Alle vier Evangelien erzählen davon, wie Petrus Jesus nach dessen Verhaftung drei Mal verleugnet. Welche Botschaft senden sie damit?

Es ist der vermutlich bekannteste Hahnenschrei der Welt. Man liest darüber in der Bibel, in allen vier Evangelien, und es ereignet sich in einer dramatischen Situation. Jesus war gerade verhaftet und zum Verhör in das Haus des Hohepriesters gebracht worden. Simon Petrus, sein Jünger, ist ihm gefolgt, bis in den Hof des hohepriesterlichen Hauses. Dort werden die Leute schnell auf ihn aufmerksam und fragen ihn, ob er nicht zu den Anhängern Jesu zähle.
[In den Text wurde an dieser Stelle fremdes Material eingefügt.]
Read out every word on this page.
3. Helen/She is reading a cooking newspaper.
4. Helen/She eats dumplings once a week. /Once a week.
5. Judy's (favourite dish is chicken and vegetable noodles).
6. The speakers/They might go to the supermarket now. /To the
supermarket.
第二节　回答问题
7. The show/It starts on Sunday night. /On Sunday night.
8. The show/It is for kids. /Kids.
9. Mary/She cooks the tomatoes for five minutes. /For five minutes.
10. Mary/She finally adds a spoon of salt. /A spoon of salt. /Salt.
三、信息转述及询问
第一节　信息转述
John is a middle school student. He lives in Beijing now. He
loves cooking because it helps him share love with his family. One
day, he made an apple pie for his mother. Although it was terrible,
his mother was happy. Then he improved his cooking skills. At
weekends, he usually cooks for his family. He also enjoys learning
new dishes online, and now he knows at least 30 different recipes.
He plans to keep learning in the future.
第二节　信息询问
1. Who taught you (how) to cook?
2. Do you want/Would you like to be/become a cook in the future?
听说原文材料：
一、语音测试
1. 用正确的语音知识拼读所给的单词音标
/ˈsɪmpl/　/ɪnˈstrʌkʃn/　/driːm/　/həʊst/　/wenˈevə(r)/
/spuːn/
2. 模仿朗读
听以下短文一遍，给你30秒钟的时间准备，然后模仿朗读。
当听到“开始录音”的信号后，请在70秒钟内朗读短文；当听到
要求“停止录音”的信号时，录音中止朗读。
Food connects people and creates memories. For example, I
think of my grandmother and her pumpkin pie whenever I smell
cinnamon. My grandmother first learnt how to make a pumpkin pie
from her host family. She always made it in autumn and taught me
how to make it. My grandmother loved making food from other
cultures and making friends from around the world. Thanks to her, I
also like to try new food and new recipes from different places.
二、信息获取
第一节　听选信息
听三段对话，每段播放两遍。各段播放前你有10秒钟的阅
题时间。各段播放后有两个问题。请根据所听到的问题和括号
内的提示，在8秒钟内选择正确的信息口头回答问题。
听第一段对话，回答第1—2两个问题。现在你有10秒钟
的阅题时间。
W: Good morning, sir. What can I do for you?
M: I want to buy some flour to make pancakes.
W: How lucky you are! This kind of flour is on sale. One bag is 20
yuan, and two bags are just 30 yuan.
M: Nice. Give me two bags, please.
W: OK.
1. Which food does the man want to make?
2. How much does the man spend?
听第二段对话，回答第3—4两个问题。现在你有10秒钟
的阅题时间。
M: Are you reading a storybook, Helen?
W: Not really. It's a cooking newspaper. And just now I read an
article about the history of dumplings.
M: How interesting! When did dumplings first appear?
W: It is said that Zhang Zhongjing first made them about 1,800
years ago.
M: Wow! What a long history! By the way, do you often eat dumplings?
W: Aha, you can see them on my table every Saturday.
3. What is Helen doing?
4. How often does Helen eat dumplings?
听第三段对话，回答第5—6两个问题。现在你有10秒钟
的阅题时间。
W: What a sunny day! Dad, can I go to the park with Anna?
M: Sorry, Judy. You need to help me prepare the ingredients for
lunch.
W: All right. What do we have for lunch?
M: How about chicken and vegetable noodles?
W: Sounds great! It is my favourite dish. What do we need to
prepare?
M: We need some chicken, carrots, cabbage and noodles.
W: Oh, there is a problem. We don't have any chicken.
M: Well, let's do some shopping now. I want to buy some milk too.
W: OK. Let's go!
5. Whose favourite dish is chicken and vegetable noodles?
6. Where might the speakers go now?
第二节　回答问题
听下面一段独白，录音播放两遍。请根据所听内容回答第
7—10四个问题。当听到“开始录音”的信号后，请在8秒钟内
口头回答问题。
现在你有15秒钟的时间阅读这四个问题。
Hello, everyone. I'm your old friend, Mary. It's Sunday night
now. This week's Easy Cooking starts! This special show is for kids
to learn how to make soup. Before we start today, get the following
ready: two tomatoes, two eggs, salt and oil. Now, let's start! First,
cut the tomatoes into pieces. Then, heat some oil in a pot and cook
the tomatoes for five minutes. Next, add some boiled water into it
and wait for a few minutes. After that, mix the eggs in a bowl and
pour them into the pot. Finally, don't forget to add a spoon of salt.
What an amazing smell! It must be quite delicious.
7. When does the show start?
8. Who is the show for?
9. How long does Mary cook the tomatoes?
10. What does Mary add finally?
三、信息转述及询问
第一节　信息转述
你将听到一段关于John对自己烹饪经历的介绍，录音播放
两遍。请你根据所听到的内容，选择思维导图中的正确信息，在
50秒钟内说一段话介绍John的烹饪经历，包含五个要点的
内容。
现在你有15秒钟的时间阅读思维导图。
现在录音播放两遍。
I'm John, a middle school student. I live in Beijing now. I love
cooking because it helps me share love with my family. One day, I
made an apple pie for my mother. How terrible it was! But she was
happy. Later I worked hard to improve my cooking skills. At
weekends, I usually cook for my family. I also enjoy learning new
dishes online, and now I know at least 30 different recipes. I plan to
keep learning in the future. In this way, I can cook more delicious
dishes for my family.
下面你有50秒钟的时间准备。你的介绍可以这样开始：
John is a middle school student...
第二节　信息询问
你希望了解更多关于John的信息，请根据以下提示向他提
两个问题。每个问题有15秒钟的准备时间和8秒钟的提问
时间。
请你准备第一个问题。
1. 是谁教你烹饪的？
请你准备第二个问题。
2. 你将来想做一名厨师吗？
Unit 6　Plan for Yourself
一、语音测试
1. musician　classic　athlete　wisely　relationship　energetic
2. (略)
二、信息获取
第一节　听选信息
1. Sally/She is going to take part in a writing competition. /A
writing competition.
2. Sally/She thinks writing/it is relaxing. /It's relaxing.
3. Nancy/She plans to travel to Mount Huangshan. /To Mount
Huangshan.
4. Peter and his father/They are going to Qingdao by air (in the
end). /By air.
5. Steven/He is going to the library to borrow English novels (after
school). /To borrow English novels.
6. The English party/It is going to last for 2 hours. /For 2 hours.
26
Petrus verneint drei Mal – dann kräht ein Hahn. Und Petrus erinnert sich, dass Jesus genau das kurz vor seiner Gefangennahme angekündigt hat: „Noch ehe der Hahn kräht, wirst du mich drei Mal verleugnen.“ (Mt 26, 34, vgl. auch Mk 14,30; Lk 22, 34; Joh 13,38)

Das Hahnenkrähen markiert für Petrus eine bittere Selbsterkenntnis. Denn er hat die Ankündigung Jesu entschieden zurückgewiesen. „Und wenn ich mit dir sterben müsste – ich würde dich nie verleugnen“ (Mt 26,35, vgl. auch Mk 14,31, Lk 22,33, Joh 13,37), sagt er. Doch dann, als die Situation bedrohlich zu werden scheint, hält er nicht stand. Petrus, dessen Name doch „Fels“ bedeutet, wird weich. Er kapituliert vor der drohenden Gefahr, die ein Bekenntnis zu Jesus hätte bedeuten können.

Ein menschliches Versagen?

Ist das feige? Oder einfach menschlich? Im Kleinen, meist weniger dramatisch, erleben viele Menschen vermutlich Ähnliches. Man nimmt sich zum Beispiel ganz fest vor, seine Meinung zu vertreten, doch dann, wenn es darauf ankommt, tut man es doch nicht. Weil die Situation ganz anders oder der Druck größer ist, als man sich das vorgestellt hat.

Aber kann man den Fall von Petrus damit abtun? Es geht hier ja nicht um irgendeine Meinung, sondern um das Bekenntnis zum Glauben. Indem Petrus wiederholt behauptet, Jesus nicht zu kennen, leugnet er zugleich die ganze Botschaft vom kommenden Reich Gottes, die Jesus verkündet hat. Er leugnet seine Lebensentscheidung, Jesus nachzufolgen. Laut Matthäus-Evangelium ist er sogar der erste Jünger gewesen, der Jesus als „Messias, Sohn des lebendigen Gottes“ (Mt 16,16) bezeichnet hat. Und nun will er ihn nicht kennen. Muss das nicht Konsequenzen haben?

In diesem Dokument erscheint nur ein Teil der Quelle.